Somehow David O. Russell’s new film I Huckabees manages to take every issue facing our contemporary world (well, read: North America) and render it into a focused narrative arc. This is no small feat, as the film seems to present the fractured psyche of our society along with all its fears and yet somehow renders it comprehensible.
When Albert (Rushmore’s Jason Schwartzman, looking oddly like a skinnier, hairier version of Tom Cruise) faces a reoccurring coincidence during a personal and professional crisis, he decides it’s time to investigate the questions that plague his life. Specifically, he needs to know whether or not his job as an idealistic environmentalist is a worthwhile enterprise, and explain to himself what his overt hostility towards the handsome corporate executive Brad Stand (Jude Law) means.
Enter Lily Tomlin and Dustin Hoffman. As ‘existential detectives’, they offer Albert a way of deciphering his life by investigating every aspect of it, and they hook him up with his existential sponsor in the tragic figure of post-9/11 firefighter Tommy (Mark Wahlberg), who rails against the petroleum industry and rides a bicycle to fires to practice what he preaches.
If Albert is the mind of the film, Tommy is its heart. Here, Wahlberg gives the performance of his career as he focuses the earnestness that he brings to all his characters, but layers it with violence, guilt and genuine pain. Russell’s casting, in every case, is sublime, as the characters all undergo profound transformations and move through the questions of their existence that were unexplored beforehand.
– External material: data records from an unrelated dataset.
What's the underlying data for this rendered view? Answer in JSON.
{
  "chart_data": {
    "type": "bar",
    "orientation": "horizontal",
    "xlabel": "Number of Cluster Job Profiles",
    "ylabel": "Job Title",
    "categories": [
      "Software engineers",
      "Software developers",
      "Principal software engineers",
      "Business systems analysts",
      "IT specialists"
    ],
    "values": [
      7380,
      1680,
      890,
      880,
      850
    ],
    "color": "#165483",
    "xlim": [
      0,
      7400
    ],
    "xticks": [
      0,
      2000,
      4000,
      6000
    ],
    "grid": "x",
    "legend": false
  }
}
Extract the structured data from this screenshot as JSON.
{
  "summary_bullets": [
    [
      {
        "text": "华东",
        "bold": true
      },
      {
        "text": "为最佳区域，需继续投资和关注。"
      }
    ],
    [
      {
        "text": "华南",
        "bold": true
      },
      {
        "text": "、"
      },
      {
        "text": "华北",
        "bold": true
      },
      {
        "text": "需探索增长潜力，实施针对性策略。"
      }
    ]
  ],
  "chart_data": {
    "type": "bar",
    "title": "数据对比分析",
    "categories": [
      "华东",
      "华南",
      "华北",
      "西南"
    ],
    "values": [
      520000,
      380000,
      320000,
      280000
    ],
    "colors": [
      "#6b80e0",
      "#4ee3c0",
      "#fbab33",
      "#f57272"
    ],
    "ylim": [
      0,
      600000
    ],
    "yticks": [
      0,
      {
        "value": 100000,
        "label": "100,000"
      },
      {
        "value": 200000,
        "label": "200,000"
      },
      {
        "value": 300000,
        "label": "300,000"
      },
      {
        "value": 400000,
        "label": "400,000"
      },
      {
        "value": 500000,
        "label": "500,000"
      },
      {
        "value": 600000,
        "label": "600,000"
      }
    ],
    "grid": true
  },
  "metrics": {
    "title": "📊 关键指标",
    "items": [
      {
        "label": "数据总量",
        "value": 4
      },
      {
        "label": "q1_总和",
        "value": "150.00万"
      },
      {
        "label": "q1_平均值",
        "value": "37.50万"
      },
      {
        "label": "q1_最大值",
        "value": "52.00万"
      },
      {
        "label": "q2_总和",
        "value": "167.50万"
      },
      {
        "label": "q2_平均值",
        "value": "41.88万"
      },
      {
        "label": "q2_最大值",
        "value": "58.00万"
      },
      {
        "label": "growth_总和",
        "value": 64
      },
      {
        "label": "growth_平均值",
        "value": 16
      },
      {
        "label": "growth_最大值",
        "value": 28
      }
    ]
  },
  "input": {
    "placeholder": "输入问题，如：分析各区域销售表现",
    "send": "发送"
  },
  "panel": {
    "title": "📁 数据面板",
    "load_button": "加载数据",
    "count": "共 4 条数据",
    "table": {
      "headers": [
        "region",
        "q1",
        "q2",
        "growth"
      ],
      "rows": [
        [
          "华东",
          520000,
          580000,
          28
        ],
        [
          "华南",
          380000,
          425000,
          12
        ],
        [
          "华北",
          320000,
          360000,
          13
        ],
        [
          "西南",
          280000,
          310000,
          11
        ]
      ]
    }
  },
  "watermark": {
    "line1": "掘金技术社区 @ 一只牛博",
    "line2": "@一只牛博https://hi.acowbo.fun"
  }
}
It takes a deft touch to be able to raise issues such as genocide in the Sudan during a family dinner or talk about the actual ramifications of suburban sprawl without coming off as overly didactic, but Russell injects the film with ridiculous and extremely funny scenes at every step, so that the viewer has no choice but to forgive him for trying to educate us as well. Because the arguments of the film (and the world) are embodied in characters as they work out their problems, nothing is ever given too much credence and no morality is ever hammered over the viewer’s head.
While I Huckabees doesn’t claim to have all the answers, the film is significant because it indicates and shares the fact that now more than ever, we are lost and there are stakes in finding our way out. Incredibly sophisticated, yet intimately accessible, the film is a sharp, funny, heartbreaking and truly enjoyable experience. It features a brilliant and eclectic cast with great range and depth (the fact that I haven’t even gotten to Naomi Watts’ bravura performance should be some indication of the depth of talent here) and boasts an incredibly tight script, particularly considering the complicated subject matter.
A frontrunner in the race for the year’s best, and considering the wealth of good films this year, this is high praise indeed.